Pecado mayor de los líderes de la revuelta fue confiar en que
Estados Unidos, que perfeccionaba por entonces sus mecanismos de
control neocolonial en la isla, les brindaría asistencia. El libro
abunda en el seguimiento injerencista y con ánimos anexionistas que
dieron los servicios de inteligencia y la diplomacia de EE.UU. al
asunto. El autor desglosa del siguiente modo las razones del
descalabro:
En primer lugar, una buena cantidad de aquellos líderes negros
olvidaban que los yankis eran furibundos racistas, que no querían
otra Haití a sus puertas, como pensaban que sucedería si los negros
triunfaban. En segundo lugar, ya Theodore Roosevelt había proclamado
que Cuba no podía seguir en el juego de las insurrecciones, porque
si se producía otra, ellos tenían el deber de ocupar la isla y ya no
bajarían más su bandera del mástil del Morro de La Habana. Tercero,
el pueblo cubano amaba su república aunque fuera renqueante y
tuerta, porque esa república les había costado tres décadas de lucha
y cientos de miles de muertos y le temía más a la ocupación
estadounidense que haría se perdiera, que a un levantamiento negro.
Cuarto, la ocupación de la isla por los estadounidenses llevaría a
una guerra inevitable y atroz que causaría de nuevo miles y miles de
víctimas cubanas. Quinto, si la nueva insurrección podía traer la
pérdida de la república, había que liquidar ese alzamiento como
fuera. Sexto, los líderes de los Independientes de Color habían
estado en manoseos con los diplomáticos estadounidenses en la isla,
a los cuales recurrían para presentar sus quejas, y eso había
aparecido en la prensa. Séptimo, los líderes negros habían evocado
la enmienda Platt para que se les hiciera "justicia", en sus
planteamientos de derogar la enmienda Morúa (aprobada por los
legisladores para prohibir todo tipo de agrupamiento político a
partir del color de la piel), y si había algo que odiaban los
cubanos, blancos y negros, era la oprobiosa enmienda que les habían
impuesto. Octavo, los líderes del partido de los Independientes de
Color ensalzaban en sus escritos a los dirigentes políticos de
Estados Unidos y a la "Gran Nación", mientras solapadamente no pocos
cubanos echaban pestes sobre ellos.
Esto Rolando lo puede decir, obviamente, desde la óptica actual.

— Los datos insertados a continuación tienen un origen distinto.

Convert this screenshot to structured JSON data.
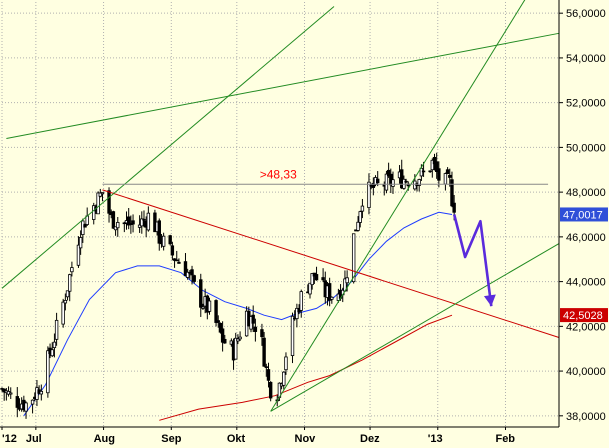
{
  "chart_data": {
    "type": "candlestick",
    "ylim": [
      37.5,
      56.5
    ],
    "y_ticks": [
      "38,0000",
      "40,0000",
      "42,0000",
      "44,0000",
      "46,0000",
      "48,0000",
      "50,0000",
      "52,0000",
      "54,0000",
      "56,0000"
    ],
    "x_ticks": [
      {
        "label": "'12",
        "t": 0.0
      },
      {
        "label": "Jul",
        "t": 15.5
      },
      {
        "label": "Aug",
        "t": 46.5
      },
      {
        "label": "Sep",
        "t": 77.5
      },
      {
        "label": "Okt",
        "t": 107.5
      },
      {
        "label": "Nov",
        "t": 138.5
      },
      {
        "label": "Dez",
        "t": 168.5
      },
      {
        "label": "'13",
        "t": 199.5
      },
      {
        "label": "Feb",
        "t": 230.5
      }
    ],
    "x_range_days": [
      0,
      255
    ],
    "price_keypoints": [
      [
        0,
        39.2
      ],
      [
        6,
        38.7
      ],
      [
        12,
        38.5
      ],
      [
        18,
        39.5
      ],
      [
        24,
        41.5
      ],
      [
        30,
        43.8
      ],
      [
        36,
        46.4
      ],
      [
        42,
        47.4
      ],
      [
        46,
        48.0
      ],
      [
        50,
        46.8
      ],
      [
        56,
        46.6
      ],
      [
        62,
        46.5
      ],
      [
        68,
        47.0
      ],
      [
        72,
        46.0
      ],
      [
        78,
        45.2
      ],
      [
        84,
        44.6
      ],
      [
        90,
        43.3
      ],
      [
        96,
        42.6
      ],
      [
        101,
        41.4
      ],
      [
        106,
        40.9
      ],
      [
        112,
        42.6
      ],
      [
        118,
        41.8
      ],
      [
        122,
        39.5
      ],
      [
        125,
        38.7
      ],
      [
        128,
        39.8
      ],
      [
        132,
        41.8
      ],
      [
        138,
        43.6
      ],
      [
        143,
        44.3
      ],
      [
        148,
        43.5
      ],
      [
        153,
        43.4
      ],
      [
        157,
        44.0
      ],
      [
        161,
        46.0
      ],
      [
        165,
        47.8
      ],
      [
        170,
        48.2
      ],
      [
        176,
        48.4
      ],
      [
        182,
        48.6
      ],
      [
        188,
        48.6
      ],
      [
        193,
        48.8
      ],
      [
        197,
        49.3
      ],
      [
        201,
        48.4
      ],
      [
        205,
        48.4
      ],
      [
        207,
        47.1
      ]
    ],
    "sma_fast_keypoints": [
      [
        10,
        38.0
      ],
      [
        20,
        39.4
      ],
      [
        30,
        41.4
      ],
      [
        40,
        43.2
      ],
      [
        52,
        44.4
      ],
      [
        62,
        44.7
      ],
      [
        72,
        44.7
      ],
      [
        82,
        44.4
      ],
      [
        92,
        43.6
      ],
      [
        102,
        43.1
      ],
      [
        112,
        42.8
      ],
      [
        120,
        42.5
      ],
      [
        128,
        42.3
      ],
      [
        136,
        42.6
      ],
      [
        144,
        42.8
      ],
      [
        152,
        43.3
      ],
      [
        160,
        44.0
      ],
      [
        168,
        45.0
      ],
      [
        176,
        45.8
      ],
      [
        184,
        46.4
      ],
      [
        192,
        46.8
      ],
      [
        200,
        47.1
      ],
      [
        206,
        47.0
      ]
    ],
    "sma_slow_keypoints": [
      [
        72,
        37.8
      ],
      [
        90,
        38.3
      ],
      [
        110,
        38.6
      ],
      [
        125,
        38.9
      ],
      [
        140,
        39.5
      ],
      [
        150,
        39.8
      ],
      [
        165,
        40.5
      ],
      [
        180,
        41.3
      ],
      [
        195,
        42.1
      ],
      [
        206,
        42.5
      ]
    ],
    "trendlines": [
      {
        "color": "#cc0000",
        "from": [
          46,
          48.1
        ],
        "to": [
          255,
          41.5
        ]
      },
      {
        "color": "#228b22",
        "from": [
          0,
          43.7
        ],
        "to": [
          152,
          56.3
        ]
      },
      {
        "color": "#228b22",
        "from": [
          2,
          50.4
        ],
        "to": [
          255,
          55.1
        ]
      },
      {
        "color": "#228b22",
        "from": [
          123,
          38.2
        ],
        "to": [
          240,
          56.7
        ]
      },
      {
        "color": "#228b22",
        "from": [
          123,
          38.2
        ],
        "to": [
          255,
          45.7
        ]
      },
      {
        "color": "#888888",
        "from": [
          46,
          48.35
        ],
        "to": [
          250,
          48.35
        ]
      }
    ],
    "annotation": {
      "text": ">48,33",
      "color": "#ff0000",
      "at": [
        118,
        48.6
      ]
    },
    "forecast_path": {
      "color": "#5a2bdc",
      "points": [
        [
          207,
          47.0
        ],
        [
          212,
          45.1
        ],
        [
          219,
          46.7
        ],
        [
          224,
          42.9
        ]
      ]
    },
    "price_badges": [
      {
        "text": "47,0017",
        "value": 47.0017,
        "color": "#2f4fd8"
      },
      {
        "text": "42,5028",
        "value": 42.5028,
        "color": "#cc0000"
      }
    ],
    "colors": {
      "background": "#ffffe1",
      "candles": "#000000",
      "sma_fast": "#1e3cff",
      "sma_slow": "#cc0000",
      "grid": "#b0b0b0"
    },
    "grid": true
  }
}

Habría que tomarle el pulso, como también lo hace en otras páginas
del enjundioso ensayo, a la conciencia común de los hombres de la
época, a aquella masa de negros y mulatos que habían luchado por la
libertad de Cuba, junto a los blancos, y que habían sido preteridos
al fondo de la pirámide social, sin oportunidades de redención. La
herencia de siglos de esclavitud y la persistencia de un imaginario
racista en la que ser negro era un estigma, pesaba demasiado y
siguió gravitando a lo largo de la ficción republicana. El propio
autor expone elocuentes estadísticas y recuerda las barreras
raciales en los parques y paseos públicos de las principales
ciudades hasta el mismo 1959. Origen étnico, estratificación
clasista y desventajas sociales se nos presentan como coordenadas
entrecruzadas e ineludibles para entender el proceso histórico
cubano.
Rolando invoca a Martí y Maceo, quienes coincidieron en luchar
por una república "con todos y para el bien de todos", sin odios
raciales. Pero se sabe también cómo el legado de Martí y Maceo, más
en las dos primeras décadas del siglo pasado, fue reducido y
cercenado.
No se puede perder la memoria. Menos ahora cuando estamos
abocados a completar el proyecto de justicia y dignidad que la
Revolución socialista inauguró y en el cual la aspiración de
identificarnos plenamente con el color cubano enunciado por Nicolás
Guillén es como nunca antes premisa y posibilidad real.